The European Central Bank (ECB) has introduced restrictions on staff representatives, aiming to keep them closely involved with the bank’s work while allowing them to maintain career progression, according to an ECB spokesperson. However, staff representatives argue that the move is intended to weaken their influence.
“Someone working full-time is naturally more effective than two individuals splitting their time between roles,” said Carlos Bowles, spokesperson for the ECB staff committee. Currently, committee members receive a set number of hours to dedicate to their duties, which they can distribute as needed.
Additionally, some members are active in the IPSO trade union and can currently combine time allowances for both roles.
Bowles accused ECB President Christine Lagarde of introducing these changes in retaliation for a staff survey conducted last year evaluating her leadership. “This is clearly a response to the survey on Lagarde’s performance,” he claimed. The ECB did not comment on this allegation.
The staff survey, originally reported by POLITICO, found that over half of respondents rated Lagarde’s performance as either “very poor” or “poor.”

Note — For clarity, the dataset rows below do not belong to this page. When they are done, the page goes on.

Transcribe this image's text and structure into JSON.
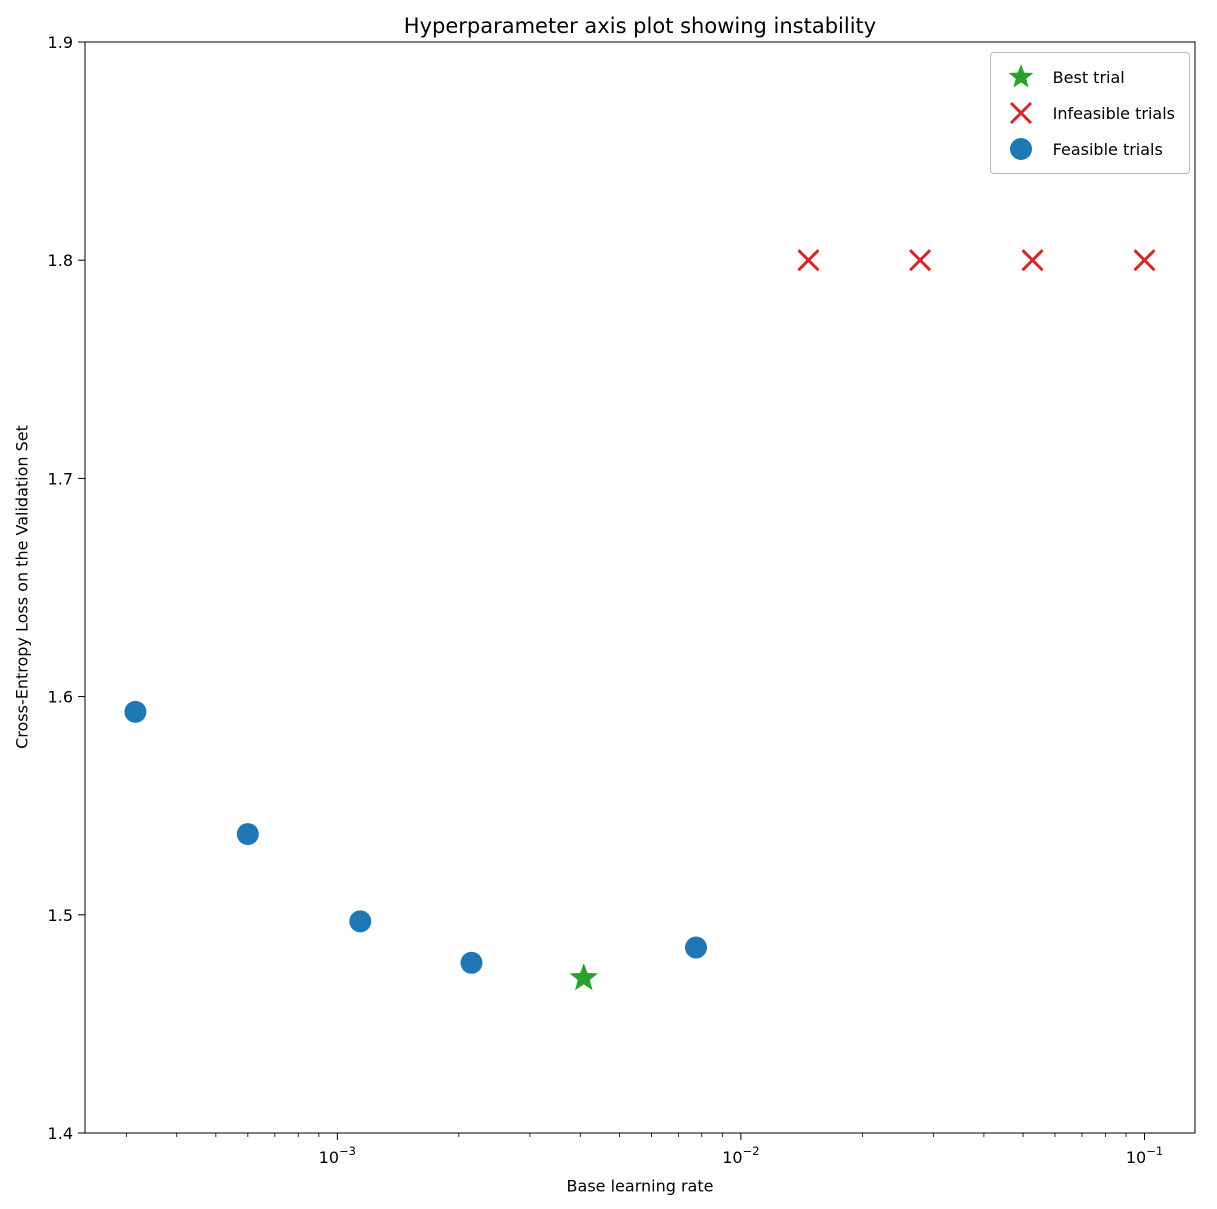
{
  "figure": {
    "background": "#ffffff"
  },
  "legend": [
    {
      "label": "Best trial",
      "marker": "star",
      "color": "#2ca02c"
    },
    {
      "label": "Infeasible trials",
      "marker": "x",
      "color": "#d62728"
    },
    {
      "label": "Feasible trials",
      "marker": "circle",
      "color": "#1f77b4"
    }
  ],
  "chart_data": {
    "type": "scatter",
    "title": "Hyperparameter axis plot showing instability",
    "xlabel": "Base learning rate",
    "ylabel": "Cross-Entropy Loss on the Validation Set",
    "x_scale": "log",
    "xlim": [
      0.000237,
      0.1334
    ],
    "ylim": [
      1.4,
      1.9
    ],
    "grid": false,
    "legend_position": "upper right",
    "x_ticks": [
      {
        "value": 0.001,
        "base": "10",
        "exp": "−3"
      },
      {
        "value": 0.01,
        "base": "10",
        "exp": "−2"
      },
      {
        "value": 0.1,
        "base": "10",
        "exp": "−1"
      }
    ],
    "y_ticks": [
      {
        "value": 1.4,
        "label": "1.4"
      },
      {
        "value": 1.5,
        "label": "1.5"
      },
      {
        "value": 1.6,
        "label": "1.6"
      },
      {
        "value": 1.7,
        "label": "1.7"
      },
      {
        "value": 1.8,
        "label": "1.8"
      },
      {
        "value": 1.9,
        "label": "1.9"
      }
    ],
    "series": [
      {
        "name": "Feasible trials",
        "marker": "circle",
        "color": "#1f77b4",
        "x": [
          0.000316,
          0.0006,
          0.00114,
          0.00215,
          0.00774
        ],
        "y": [
          1.593,
          1.537,
          1.497,
          1.478,
          1.485
        ]
      },
      {
        "name": "Best trial",
        "marker": "star",
        "color": "#2ca02c",
        "x": [
          0.00408
        ],
        "y": [
          1.471
        ]
      },
      {
        "name": "Infeasible trials",
        "marker": "x",
        "color": "#d62728",
        "x": [
          0.0147,
          0.0278,
          0.0528,
          0.1
        ],
        "y": [
          1.8,
          1.8,
          1.8,
          1.8
        ]
      }
    ]
  }
}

“Rather than addressing concerns and improving staff relations, they are punishing those who raised the issues,” Bowles said.
As part of the changes, the ECB also plans to impose a two-term limit on the committee spokesperson—preventing Bowles from continuing in the role—while increasing the number of staff representatives from nine to ten. Additionally, the term length for representatives will be extended from two years to three.